Denn in den kommenden Wochen stehen auf EU-Ebene wichtige Entscheidungen an. Bei Migration sind beide Länder zwar weitgehend auf einer Linie, aber nicht in der Energiepolitik. Die Ampel-Regierung hat immer noch nicht entschieden, ob sie einen Industriestrompreis einführen will. Aber sie ist entschlossen, dass der Wettbewerbsvorteil, den Frankreich mit seinem Industriestrompreis hat, nicht über 2025 fortgeschrieben oder sogar noch ausgeweitet wird. Die Regierung in Paris argumentiert, dass die abgeschriebenen französischen Atommeiler nun einmal sehr billigen Strom liefern könnten. „Ich habe es unsere deutschen Freunden und Partnern gesagt: Die Atomenergie ist die absolute rote Linie für Frankreich“, warnt Wirtschaftsminister Bruno Le Maire.

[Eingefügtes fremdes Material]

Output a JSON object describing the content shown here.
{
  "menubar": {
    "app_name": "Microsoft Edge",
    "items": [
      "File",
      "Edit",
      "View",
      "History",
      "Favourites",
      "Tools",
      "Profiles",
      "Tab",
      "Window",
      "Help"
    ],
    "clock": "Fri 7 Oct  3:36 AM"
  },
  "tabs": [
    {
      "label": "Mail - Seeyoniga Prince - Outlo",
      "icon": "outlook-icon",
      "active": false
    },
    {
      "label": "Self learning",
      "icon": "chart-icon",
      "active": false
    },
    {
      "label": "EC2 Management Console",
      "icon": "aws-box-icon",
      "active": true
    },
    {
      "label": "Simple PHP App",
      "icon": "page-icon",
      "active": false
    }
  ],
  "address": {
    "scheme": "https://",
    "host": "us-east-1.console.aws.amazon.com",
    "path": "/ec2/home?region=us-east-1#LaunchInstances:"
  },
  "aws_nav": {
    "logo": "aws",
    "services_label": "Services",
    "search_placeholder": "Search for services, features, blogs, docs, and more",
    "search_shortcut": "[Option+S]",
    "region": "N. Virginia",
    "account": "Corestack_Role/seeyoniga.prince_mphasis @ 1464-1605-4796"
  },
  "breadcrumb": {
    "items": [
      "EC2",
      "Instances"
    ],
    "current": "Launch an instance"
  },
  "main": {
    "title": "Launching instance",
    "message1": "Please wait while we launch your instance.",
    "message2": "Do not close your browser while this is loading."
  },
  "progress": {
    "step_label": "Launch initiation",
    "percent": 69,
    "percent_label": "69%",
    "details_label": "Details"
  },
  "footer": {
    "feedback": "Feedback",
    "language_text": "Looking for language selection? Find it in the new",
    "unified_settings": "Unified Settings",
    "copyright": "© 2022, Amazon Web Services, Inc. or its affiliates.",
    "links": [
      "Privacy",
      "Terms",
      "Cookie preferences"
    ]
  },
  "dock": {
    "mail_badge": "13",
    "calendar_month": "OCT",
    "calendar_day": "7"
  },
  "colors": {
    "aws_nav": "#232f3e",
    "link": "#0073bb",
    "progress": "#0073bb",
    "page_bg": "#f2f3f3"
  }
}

Militärprojekte sorgen für Spannung
Dazu kommen die Probleme bei den gemeinsamen Militärprojekten eines Luftkampfsystems FCA und eines neuen Kampfpanzers. Jeweilige andere industriepolitische Interessen verhindern eine schnelle Entwicklung, Deutschland bestellte zum Ärger Macrons amerikanische F35-Kampfjets. Bei den Bemühungen um eine Stabilisierung der Lage in der Sahelzone fühlt sich Frankreich alleingelassen, während der französischen Politik in Berlin eine Mitschuld für den schlechten Ruf des Landes in der afrikanischen Region gegeben wird. Angesprochen werden dürfte in Hamburg auch der sich wandelnde Blick aufeinander. Galt Deutschland in der französischen Debatte lange Zeit vielen als Vorbild, so hat sich dies mit der Rezession in Deutschland geändert. Immer wieder äußern auch französische Regierungsvertreter Zweifel an einem Erfolg der deutschen Energiewende. Macron hatte nach dem Abgang von Merkel zudem gehofft, dass er die „Nummer eins“ in Europa werden könnte – obwohl er letztlich in seiner zweiten Amtszeit ein politisches „Auslaufmodell“ ist. „Der Unterschied zur Ära Merkel ist, ... dass sowohl Nicolas Sarkozy als auch Francois Hollande die deutsche Führung und die deutsche Dominanz im europäischen Kontext akzeptiert haben, während Macron das nicht tut“, sagt Jacob Ross, Europa-Experte der Deutschen Gesellschaft für Auswärtige Politik (DGAP) zu Reuters mit Verweis auf die beiden französischen Ex-Präsidenten. Aber während Merkel Macron das Feld blumiger Europa-Reden überlassen hatte, pocht Scholz darauf, mit seinen Reden zur EU selbst den Weg der Europäischen Union vorzugeben.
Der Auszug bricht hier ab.